The Beltway corridor — counties surrounding Washington, D.C. predictably show the highest concentrations. This is the administrative core of the federal government.

Military-adjacent communities — counties near major bases and installations show elevated federal civilian employment. These workers support defense infrastructure without being uniformed military themselves.

Land management and research hubs — western counties with large BLM, Forest Service, or DOE facilities show up as pockets of federal presence in otherwise low-density areas.

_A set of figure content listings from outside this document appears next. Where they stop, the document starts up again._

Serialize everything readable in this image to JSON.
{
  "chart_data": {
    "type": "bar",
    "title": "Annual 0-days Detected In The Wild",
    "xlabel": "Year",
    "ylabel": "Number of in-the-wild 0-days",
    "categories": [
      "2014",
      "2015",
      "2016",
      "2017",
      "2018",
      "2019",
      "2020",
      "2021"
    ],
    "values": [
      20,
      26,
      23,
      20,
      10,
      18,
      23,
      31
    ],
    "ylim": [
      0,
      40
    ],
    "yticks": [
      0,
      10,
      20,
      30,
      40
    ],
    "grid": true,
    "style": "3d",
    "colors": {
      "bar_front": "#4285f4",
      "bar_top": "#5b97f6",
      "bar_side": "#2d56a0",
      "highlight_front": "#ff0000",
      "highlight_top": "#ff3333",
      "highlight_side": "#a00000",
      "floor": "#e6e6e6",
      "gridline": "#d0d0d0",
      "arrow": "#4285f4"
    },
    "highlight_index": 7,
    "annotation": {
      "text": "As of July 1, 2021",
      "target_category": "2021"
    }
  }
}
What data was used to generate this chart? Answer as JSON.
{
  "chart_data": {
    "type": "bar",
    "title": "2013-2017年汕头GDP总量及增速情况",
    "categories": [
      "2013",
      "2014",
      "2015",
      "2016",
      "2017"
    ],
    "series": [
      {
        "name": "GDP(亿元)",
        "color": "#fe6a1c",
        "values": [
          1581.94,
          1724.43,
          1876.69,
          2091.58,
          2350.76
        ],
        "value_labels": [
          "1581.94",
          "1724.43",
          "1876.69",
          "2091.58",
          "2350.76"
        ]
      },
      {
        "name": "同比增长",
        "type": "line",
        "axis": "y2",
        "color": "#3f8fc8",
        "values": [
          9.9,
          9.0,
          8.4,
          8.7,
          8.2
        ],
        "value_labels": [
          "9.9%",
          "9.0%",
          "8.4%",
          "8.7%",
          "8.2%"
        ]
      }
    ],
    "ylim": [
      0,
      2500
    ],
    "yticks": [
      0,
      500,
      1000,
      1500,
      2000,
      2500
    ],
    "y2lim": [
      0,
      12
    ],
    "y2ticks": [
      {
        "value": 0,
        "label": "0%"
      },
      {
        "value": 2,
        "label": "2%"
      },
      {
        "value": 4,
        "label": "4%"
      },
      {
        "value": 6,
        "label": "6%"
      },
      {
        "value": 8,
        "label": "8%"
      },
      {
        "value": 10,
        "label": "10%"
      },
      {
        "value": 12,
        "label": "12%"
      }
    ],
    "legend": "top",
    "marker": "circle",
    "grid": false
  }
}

State capitals and regional offices — scattered mid-range counties often correspond to federal regional offices, courthouses, and agency field stations.

Final thoughts

The ACS 1-year limitation to counties with 65,000+ population means this map underrepresents the federal footprint in rural America — exactly the places where a single federal facility can be the dominant employer. The 5-year estimates would fill in those gaps at the cost of temporal precision.

The geographic distribution of federal civilian workers tells a story about where the government actually operates, not just where it makes policy. The Beltway gets the attention, but the federal workforce extends into every corner of the country through land management, defense support, research, and regional administration.